Pour Tafsir Thioye, il y a de lourds soupçons que tout cela soit motivé par la volonté de remplacer un homme. De l’avis du député libéral, il n’était point besoin de supprimer l’Ofnac pour parfaire la loi de 2024. À l’en croire, en optant pour cette voie, Pastef voulait juste régler ses comptes avec Serigne Bassirou Guèye nommé par l’ancien président pour un mandat de six ans.
En 2012, rappelle M. Thioye, Macky Sall avait fait la même chose pour remplacer ceux qui étaient au Conseil économique et social. “Aujourd’hui, on nous appelle en session extraordinaire pour faire partir le président actuel. Ironie de l’histoire, c’était le même Bassirou Guèye qui était conseiller de la ministre d’alors qui était venue défendre le projet”, déclare l’ancien porte-parole du PDS. Il souligne qu’une simple loi de modification aurait suffi pour corriger les failles.

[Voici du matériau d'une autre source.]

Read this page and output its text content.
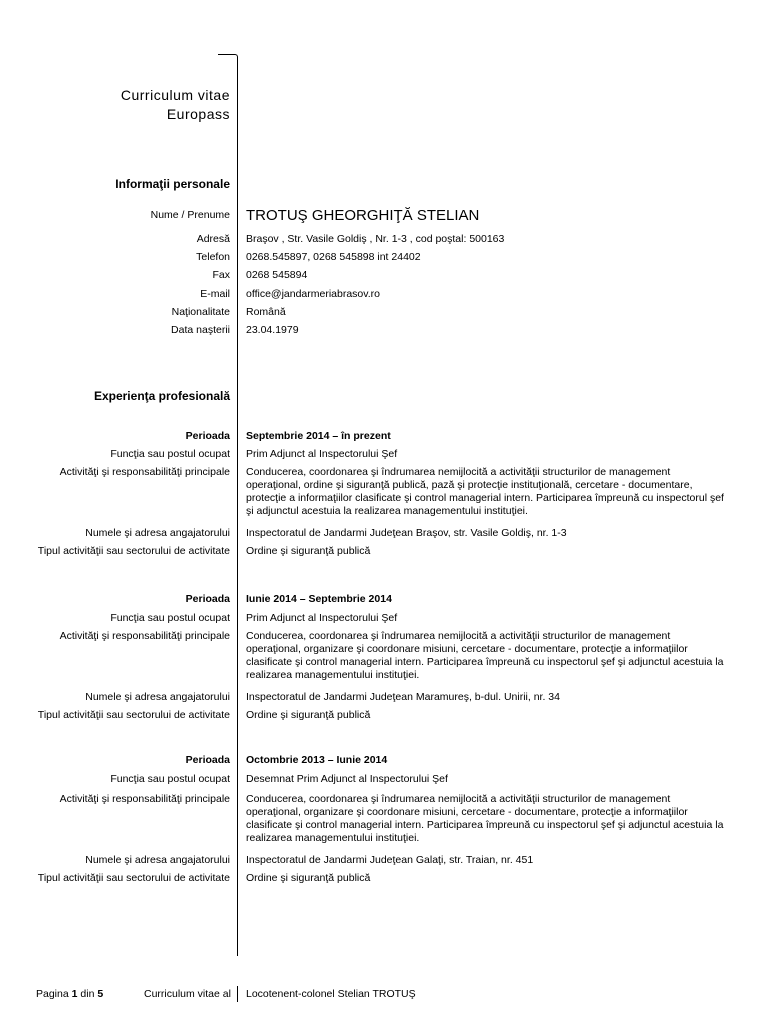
Curriculum vitae
Europass
Informaţii personale
Nume / Prenume TROTUŞ GHEORGHIŢĂ STELIAN
Adresă Braşov , Str. Vasile Goldiş , Nr. 1-3 , cod poştal: 500163
Telefon 0268.545897, 0268 545898 int 24402
Fax 0268 545894
E-mail office@jandarmeriabrasov.ro
Naţionalitate Română
Data naşterii 23.04.1979
Experienţa profesională
Perioada Septembrie 2014 – în prezent
Funcţia sau postul ocupat Prim Adjunct al Inspectorului Şef
Activităţi şi responsabilităţi principale Conducerea, coordonarea şi îndrumarea nemijlocită a activităţii structurilor de management operaţional, ordine şi siguranţă publică, pază şi protecţie instituţională, cercetare - documentare, protecţie a informaţiilor clasificate şi control managerial intern. Participarea împreună cu inspectorul şef şi adjunctul acestuia la realizarea managementului instituţiei.
Numele şi adresa angajatorului Inspectoratul de Jandarmi Judeţean Braşov, str. Vasile Goldiş, nr. 1-3
Tipul activităţii sau sectorului de activitate Ordine şi siguranţă publică
Perioada Iunie 2014 – Septembrie 2014
Funcţia sau postul ocupat Prim Adjunct al Inspectorului Şef
Activităţi şi responsabilităţi principale Conducerea, coordonarea şi îndrumarea nemijlocită a activităţii structurilor de management operaţional, organizare şi coordonare misiuni, cercetare - documentare, protecţie a informaţiilor clasificate şi control managerial intern. Participarea împreună cu inspectorul şef şi adjunctul acestuia la realizarea managementului instituţiei.
Numele şi adresa angajatorului Inspectoratul de Jandarmi Judeţean Maramureş, b-dul. Unirii, nr. 34
Tipul activităţii sau sectorului de activitate Ordine şi siguranţă publică
Perioada Octombrie 2013 – Iunie 2014
Funcţia sau postul ocupat Desemnat Prim Adjunct al Inspectorului Şef
Activităţi şi responsabilităţi principale Conducerea, coordonarea şi îndrumarea nemijlocită a activităţii structurilor de management operaţional, organizare şi coordonare misiuni, cercetare - documentare, protecţie a informaţiilor clasificate şi control managerial intern. Participarea împreună cu inspectorul şef şi adjunctul acestuia la realizarea managementului instituţiei.
Numele şi adresa angajatorului Inspectoratul de Jandarmi Judeţean Galaţi, str. Traian, nr. 451
Tipul activităţii sau sectorului de activitate Ordine şi siguranţă publică
Pagina 1 din 5	Curriculum vitae al Locotenent-colonel Stelian TROTUŞ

Comme à son habitude, la présidente du groupe parlementaire de l’opposition, Aissata Tall Sall, n’a pas mâché ses mots pour accuser la majorité. Pour elle, il n’y a aucun doute que le régime veut juste changer un homme, qu’il a légiféré pour un homme. “L’urgence, ce n’est pas pour voter une nouvelle loi. C’est pour voter une nouvelle loi et dégager Serigne Bassirou Guèye. Voilà la vérité. Vous n’avez qu’à l’assumer”, peste la responsable politique de l’opposition.
Bassirou Guèye, renchérit-elle, a un mandat de six ans. Et on a voulu le dégager. Elle enchaîne : “On a voulu le dégager comme on veut dégager les institutions, comme on veut dégage la justice, comme on veut dégager le Conseil constitutionnel, comme on veut dégager les institutions, comme on veut dégager l’opposition. Alors dégagez, dégagez, dégagez, jusqu’au jour où le bon Dieu vous dégagera du Sénégal.”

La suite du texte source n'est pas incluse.